GAO says USPS should plan for workplace charging

At long last, the US Postal Service is preparing to add some EVs to its delivery fleet, and is planning to install chargers for these fleet vehicles at some facilities. The Government Accountability Office (a sort of watchdog agency that keeps track of who in the sprawl of government agencies is spending what) has made the sensible suggestion that USPS also make the chargers available for employees to use to charge their personal vehicles.

According to the GAO, USPS has not incorporated the potential for sharing its fleet chargers with employees—or installing additional chargers for employee use—into its facility preparation plans.

The GAO studied the issue, and interviewed various USPS employees and stakeholders. Unsurprisingly, several of these said that employees would benefit from workplace charging. “USPS has taken some initial steps to explore the potential for employees to charge their own vehicles at work,” the GAO concedes. However, “USPS officials said there are complex issues USPS would need to resolve before it could establish a workplace charging program, such as developing policies and potentially negotiating work rules with multiple employee organizations.”

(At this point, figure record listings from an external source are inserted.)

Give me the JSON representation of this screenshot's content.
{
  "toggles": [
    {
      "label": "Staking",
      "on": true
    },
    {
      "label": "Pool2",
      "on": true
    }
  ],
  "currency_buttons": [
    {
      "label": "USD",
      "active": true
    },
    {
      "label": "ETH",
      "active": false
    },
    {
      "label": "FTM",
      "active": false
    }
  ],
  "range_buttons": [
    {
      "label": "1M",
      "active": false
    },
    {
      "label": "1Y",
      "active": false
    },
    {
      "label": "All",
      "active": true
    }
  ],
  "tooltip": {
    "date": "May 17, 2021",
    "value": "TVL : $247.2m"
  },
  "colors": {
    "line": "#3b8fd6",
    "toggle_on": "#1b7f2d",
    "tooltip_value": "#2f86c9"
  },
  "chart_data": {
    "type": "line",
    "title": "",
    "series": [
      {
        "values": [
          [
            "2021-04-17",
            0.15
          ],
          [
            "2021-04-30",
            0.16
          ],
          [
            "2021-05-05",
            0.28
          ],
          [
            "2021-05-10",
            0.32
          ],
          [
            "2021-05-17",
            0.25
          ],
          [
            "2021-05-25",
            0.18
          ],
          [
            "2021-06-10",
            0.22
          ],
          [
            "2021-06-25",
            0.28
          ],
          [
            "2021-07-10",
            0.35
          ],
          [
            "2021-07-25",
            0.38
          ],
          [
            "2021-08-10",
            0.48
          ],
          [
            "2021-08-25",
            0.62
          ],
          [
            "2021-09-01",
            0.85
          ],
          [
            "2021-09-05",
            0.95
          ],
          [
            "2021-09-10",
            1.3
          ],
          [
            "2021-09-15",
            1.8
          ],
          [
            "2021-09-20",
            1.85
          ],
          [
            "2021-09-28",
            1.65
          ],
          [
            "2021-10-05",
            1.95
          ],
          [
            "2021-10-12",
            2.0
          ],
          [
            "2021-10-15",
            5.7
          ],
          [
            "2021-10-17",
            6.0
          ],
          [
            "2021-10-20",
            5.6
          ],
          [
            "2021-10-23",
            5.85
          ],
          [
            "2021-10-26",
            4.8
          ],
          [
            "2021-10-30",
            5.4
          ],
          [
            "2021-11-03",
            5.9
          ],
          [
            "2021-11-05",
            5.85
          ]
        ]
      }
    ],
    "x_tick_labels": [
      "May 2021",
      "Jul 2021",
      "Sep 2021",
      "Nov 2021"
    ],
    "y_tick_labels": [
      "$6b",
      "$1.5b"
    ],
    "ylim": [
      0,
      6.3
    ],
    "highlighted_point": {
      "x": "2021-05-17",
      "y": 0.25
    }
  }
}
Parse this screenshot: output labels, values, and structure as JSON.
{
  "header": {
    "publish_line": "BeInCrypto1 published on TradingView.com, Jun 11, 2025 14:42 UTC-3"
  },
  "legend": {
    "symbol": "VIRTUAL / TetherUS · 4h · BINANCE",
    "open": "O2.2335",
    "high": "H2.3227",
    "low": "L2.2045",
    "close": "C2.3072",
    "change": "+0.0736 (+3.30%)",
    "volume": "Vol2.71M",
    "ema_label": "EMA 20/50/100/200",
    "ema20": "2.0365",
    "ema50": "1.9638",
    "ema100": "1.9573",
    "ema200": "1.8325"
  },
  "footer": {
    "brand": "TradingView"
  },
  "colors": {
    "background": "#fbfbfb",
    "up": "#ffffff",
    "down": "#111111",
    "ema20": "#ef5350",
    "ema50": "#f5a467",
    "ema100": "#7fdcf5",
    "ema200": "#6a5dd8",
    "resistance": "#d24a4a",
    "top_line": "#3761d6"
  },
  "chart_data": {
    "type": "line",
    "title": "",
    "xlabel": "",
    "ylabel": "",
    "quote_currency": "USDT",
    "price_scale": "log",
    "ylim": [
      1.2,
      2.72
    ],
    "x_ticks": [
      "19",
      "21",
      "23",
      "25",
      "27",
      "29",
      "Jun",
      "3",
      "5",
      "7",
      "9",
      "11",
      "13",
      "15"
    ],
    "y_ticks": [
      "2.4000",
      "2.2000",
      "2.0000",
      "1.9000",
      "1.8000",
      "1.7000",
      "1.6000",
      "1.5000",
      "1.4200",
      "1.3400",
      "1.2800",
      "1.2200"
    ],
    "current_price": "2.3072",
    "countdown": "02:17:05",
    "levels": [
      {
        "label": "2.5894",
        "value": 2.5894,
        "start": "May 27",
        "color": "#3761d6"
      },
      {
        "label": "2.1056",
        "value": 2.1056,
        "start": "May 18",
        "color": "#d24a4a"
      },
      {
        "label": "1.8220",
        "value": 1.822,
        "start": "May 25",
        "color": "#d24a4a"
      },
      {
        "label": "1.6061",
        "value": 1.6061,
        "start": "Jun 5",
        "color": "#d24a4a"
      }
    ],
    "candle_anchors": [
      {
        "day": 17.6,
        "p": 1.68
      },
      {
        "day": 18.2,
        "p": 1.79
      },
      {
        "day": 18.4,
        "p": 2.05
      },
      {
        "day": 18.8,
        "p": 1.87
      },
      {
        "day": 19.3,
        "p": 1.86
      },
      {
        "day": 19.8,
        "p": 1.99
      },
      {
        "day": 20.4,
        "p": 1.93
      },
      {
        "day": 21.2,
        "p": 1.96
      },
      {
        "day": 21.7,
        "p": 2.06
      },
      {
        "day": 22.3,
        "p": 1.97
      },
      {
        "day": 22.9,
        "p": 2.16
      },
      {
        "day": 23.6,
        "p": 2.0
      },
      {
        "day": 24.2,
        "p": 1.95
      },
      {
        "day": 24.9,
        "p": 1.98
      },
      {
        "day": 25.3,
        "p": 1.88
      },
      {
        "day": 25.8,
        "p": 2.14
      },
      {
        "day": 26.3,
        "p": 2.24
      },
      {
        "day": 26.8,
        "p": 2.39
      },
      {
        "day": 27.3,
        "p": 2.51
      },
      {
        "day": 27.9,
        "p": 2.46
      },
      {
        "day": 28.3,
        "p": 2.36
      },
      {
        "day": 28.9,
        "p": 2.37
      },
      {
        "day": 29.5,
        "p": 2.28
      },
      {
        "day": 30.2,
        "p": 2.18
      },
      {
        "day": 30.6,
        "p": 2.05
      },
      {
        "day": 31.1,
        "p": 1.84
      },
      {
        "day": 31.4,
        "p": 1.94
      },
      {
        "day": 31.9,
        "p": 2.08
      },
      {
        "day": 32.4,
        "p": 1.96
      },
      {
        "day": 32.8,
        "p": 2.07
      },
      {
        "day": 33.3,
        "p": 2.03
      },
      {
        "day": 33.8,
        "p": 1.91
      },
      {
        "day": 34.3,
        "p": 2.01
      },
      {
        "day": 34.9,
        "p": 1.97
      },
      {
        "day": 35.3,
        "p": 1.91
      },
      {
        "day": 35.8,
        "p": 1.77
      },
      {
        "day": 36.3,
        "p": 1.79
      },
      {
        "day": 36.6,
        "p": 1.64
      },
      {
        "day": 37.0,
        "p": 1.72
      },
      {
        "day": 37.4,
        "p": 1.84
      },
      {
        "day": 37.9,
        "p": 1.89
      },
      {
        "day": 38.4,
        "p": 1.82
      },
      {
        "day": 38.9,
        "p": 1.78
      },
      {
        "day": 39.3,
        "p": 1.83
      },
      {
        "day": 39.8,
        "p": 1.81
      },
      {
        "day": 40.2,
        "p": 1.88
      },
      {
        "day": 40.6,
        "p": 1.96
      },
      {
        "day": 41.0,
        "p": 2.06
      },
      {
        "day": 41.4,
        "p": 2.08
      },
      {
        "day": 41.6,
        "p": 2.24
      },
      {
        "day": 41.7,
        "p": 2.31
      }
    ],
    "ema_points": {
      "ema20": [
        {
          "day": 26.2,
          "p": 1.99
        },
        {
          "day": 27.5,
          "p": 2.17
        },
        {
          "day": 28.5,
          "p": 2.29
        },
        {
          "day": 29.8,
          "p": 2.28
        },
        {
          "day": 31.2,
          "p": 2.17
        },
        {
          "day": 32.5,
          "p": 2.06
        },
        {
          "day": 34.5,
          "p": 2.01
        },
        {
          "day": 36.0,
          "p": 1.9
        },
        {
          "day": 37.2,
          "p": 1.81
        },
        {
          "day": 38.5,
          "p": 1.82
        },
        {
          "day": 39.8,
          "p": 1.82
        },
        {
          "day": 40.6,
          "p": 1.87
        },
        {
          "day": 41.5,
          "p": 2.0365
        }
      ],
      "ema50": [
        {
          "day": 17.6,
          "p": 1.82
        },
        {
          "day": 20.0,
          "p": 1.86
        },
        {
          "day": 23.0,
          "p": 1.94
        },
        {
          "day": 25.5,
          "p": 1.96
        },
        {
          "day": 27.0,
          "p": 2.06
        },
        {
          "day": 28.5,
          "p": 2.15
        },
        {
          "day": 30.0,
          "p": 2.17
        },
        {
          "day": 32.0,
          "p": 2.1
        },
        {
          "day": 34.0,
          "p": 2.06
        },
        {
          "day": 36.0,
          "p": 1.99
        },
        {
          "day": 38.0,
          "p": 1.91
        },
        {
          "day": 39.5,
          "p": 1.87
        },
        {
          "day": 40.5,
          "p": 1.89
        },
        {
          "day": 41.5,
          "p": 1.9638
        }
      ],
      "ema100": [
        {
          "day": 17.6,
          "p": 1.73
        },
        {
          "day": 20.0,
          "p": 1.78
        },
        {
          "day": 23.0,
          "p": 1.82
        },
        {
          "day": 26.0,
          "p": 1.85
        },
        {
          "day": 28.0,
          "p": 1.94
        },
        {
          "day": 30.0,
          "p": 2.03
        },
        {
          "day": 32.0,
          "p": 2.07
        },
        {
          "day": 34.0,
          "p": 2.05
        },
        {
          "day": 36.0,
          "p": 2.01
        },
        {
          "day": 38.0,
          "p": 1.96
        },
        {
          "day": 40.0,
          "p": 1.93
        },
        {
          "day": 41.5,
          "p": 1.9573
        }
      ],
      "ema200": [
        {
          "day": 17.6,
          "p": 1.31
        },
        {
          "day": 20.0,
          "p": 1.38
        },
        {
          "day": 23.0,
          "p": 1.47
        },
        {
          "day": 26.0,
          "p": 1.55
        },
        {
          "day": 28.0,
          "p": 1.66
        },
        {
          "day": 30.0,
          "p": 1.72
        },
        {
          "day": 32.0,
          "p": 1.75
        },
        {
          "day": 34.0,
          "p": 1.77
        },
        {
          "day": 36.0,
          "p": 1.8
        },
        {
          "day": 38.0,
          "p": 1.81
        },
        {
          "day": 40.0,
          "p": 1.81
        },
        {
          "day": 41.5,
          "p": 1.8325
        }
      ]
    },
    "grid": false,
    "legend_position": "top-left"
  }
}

In conclusion, the GAO recommended that the Postmaster General “ensure appropriate USPS leaders incorporate the potential for workplace charging into planning efforts to deploy fleet-charging infrastructure,” and says that “USPS partially agreed,” whatever that means.

On the other hand, the GAO found that “hosting chargers for the general public would pose significant challenges and provide relatively few benefits to USPS.” USPS officials and stakeholders whom GAO interviewed said hosting public chargers could be at odds with USPS’s goal of moving customers in and out of a facility quickly, and pointed out that USPS is generally prohibited from offering non-postal services.